CAPÍTULO 7

1.5K 117 12
                                    

Ainda bem que meu pai me ensinou a dirigir. Por causa do meu irmão sempre fui responsável e esse era o motivo de eu ter aprendido certas coisas, como dirigir, cedo demais.

Eu estava com um mal pressentimento, sabia que esse dia não seria normal desde o momento que acordei. Eu deveria ter continuado em minha cama, inventado uma mentira sobre estar doente e permanecer só com os meus pesadelos na cabeça. Nenhum dia é maravilhoso quando você é uma pessoa cheia de dúvidas, quando você mesma é o próprio mistério, mas não, eu tive que acordar e revivê–los pessoalmente com aquele menino que já não é mais tão misterioso assim.

É engraçado, eu acordei achando que esse dia seria o dia da conquista, das declarações, do amor, da felicidade.
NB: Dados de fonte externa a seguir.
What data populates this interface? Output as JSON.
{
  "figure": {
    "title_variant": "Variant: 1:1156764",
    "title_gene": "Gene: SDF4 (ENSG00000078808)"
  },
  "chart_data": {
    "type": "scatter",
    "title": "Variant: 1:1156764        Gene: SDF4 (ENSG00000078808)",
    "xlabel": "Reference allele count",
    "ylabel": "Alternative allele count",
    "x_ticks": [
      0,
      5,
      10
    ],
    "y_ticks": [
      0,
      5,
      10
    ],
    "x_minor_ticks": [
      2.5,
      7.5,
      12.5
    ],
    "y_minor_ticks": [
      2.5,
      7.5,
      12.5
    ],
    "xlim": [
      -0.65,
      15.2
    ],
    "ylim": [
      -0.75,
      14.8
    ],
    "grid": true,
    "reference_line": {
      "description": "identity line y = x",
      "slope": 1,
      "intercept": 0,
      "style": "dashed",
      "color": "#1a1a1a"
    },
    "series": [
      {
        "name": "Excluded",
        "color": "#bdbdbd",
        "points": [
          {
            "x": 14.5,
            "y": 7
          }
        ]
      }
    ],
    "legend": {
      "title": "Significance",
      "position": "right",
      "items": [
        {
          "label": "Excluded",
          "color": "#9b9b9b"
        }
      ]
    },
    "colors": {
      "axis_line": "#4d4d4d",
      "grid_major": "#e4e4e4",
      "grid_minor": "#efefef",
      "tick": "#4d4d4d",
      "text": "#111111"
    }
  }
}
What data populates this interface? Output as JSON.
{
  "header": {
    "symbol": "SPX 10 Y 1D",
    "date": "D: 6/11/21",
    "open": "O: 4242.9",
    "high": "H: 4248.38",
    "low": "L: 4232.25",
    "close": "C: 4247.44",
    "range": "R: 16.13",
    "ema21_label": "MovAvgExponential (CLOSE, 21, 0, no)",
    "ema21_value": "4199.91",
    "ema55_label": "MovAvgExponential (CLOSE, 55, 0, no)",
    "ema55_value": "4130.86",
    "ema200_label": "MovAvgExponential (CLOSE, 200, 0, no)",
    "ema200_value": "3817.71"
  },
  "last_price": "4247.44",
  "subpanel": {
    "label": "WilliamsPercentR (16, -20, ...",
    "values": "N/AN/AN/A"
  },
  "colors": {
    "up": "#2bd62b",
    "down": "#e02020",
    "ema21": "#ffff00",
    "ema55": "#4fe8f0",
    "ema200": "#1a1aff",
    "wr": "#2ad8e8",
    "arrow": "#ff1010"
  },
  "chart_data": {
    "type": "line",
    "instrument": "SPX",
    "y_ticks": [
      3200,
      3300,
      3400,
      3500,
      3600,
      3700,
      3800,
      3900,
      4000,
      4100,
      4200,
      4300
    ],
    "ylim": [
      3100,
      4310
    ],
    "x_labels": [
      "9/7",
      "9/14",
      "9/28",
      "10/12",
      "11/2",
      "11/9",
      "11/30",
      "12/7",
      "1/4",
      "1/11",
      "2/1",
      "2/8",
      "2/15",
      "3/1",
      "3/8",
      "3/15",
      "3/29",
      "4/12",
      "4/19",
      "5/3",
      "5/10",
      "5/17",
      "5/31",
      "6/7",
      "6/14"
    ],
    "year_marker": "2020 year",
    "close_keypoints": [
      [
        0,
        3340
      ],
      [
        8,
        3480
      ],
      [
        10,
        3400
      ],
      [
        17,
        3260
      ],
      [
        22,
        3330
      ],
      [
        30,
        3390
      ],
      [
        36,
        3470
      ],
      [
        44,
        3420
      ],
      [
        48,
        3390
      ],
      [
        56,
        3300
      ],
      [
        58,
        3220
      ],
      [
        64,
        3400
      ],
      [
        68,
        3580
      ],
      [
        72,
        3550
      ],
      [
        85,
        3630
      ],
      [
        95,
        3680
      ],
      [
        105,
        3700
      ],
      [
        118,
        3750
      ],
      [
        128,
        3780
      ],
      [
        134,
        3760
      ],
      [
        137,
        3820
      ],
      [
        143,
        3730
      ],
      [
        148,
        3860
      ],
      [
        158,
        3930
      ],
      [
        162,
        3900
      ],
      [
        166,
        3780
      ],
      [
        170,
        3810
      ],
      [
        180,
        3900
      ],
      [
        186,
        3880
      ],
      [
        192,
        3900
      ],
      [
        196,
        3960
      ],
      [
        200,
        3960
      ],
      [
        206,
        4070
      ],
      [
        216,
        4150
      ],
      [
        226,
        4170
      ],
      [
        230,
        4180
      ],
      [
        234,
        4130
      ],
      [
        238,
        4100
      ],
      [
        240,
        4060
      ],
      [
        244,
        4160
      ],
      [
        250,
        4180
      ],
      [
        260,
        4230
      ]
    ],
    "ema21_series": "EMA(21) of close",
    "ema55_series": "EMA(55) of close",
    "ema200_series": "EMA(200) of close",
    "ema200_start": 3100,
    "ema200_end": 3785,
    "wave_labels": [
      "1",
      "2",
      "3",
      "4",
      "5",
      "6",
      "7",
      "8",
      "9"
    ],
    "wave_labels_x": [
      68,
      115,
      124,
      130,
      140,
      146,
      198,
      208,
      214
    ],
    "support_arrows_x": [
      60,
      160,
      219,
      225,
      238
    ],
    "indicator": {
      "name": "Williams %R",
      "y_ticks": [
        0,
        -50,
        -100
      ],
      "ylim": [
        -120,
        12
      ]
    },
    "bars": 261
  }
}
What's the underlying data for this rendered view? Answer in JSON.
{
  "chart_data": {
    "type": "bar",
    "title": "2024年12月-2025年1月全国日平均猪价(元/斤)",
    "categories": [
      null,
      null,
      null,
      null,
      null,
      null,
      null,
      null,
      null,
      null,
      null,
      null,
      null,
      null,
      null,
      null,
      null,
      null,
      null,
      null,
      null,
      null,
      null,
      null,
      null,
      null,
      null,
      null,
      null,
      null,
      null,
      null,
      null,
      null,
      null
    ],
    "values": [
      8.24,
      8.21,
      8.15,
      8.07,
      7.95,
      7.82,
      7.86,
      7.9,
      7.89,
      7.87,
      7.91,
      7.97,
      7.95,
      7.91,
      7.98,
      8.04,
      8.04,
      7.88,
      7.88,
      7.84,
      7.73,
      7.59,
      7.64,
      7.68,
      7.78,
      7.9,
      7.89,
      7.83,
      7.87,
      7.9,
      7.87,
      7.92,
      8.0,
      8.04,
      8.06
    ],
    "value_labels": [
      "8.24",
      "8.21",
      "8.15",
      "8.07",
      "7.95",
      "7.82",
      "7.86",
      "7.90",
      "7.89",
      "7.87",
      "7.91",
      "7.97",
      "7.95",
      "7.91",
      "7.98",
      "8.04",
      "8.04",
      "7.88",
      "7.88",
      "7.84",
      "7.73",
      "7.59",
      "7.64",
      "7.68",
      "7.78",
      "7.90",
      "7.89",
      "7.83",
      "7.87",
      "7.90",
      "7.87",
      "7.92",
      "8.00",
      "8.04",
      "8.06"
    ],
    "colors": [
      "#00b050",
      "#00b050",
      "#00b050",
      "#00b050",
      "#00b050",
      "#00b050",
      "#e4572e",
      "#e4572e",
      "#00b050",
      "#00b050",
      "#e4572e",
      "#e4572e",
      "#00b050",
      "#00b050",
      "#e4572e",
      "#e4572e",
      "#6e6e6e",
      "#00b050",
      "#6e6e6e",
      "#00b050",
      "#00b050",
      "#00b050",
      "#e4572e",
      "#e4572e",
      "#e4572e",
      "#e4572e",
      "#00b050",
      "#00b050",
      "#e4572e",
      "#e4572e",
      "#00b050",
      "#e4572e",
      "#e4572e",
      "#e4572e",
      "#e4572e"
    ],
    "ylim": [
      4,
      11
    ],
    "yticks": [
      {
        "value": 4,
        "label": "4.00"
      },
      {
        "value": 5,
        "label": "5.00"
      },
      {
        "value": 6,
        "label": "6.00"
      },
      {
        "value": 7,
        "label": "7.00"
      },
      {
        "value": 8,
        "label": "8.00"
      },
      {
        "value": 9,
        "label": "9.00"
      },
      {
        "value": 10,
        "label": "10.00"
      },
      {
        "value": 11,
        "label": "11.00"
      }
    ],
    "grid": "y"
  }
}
Eu não deveria ter acordado feliz demais, a minha mãe sempre me alertava para não criar expectativas, pois no final sempre acabamos quebrando a cara quando colocamos expectativa demais em alguma coisa ou em alguém. Só que ao invés de quebrar a cara, eu consegui fazer minha amiga quebrar o nariz.

Percebi que eu estava indo rápido demais para a casa do amigo do meu irmão, quer dizer, rápido na medida que o trânsito de Goiânia deixava a gente ir, mas já eram cinco e meia, o papai chegava as seis para descansar e voltava lá pelas sete para mais um período de trabalho. Então eu precisava estar em casa pelo menos às cinco e cinquenta se quisesse que meu pai continuasse a confiar em mim. Vocês devem estar pensando que estou fazendo muito drama por pouca coisa, afinal de contas esquecer de algo é normal, mas eu não quero colocar dúvidas sobre mim para o meu pai. É que... as vezes é demais tentar ser a garota perfeita em tudo, mas não foi uma questão de escolha, quero dizer, quando mentimos não pensamos antes de falar. Acho que a questão é essa, eu não pensei muito em mim, não pensei que a qualquer momento alguém descobriria minha verdade. Queria muito que as pessoas gostassem de mim e acabei esquecendo que eu mesma deveria gostar. Agora já era tarde.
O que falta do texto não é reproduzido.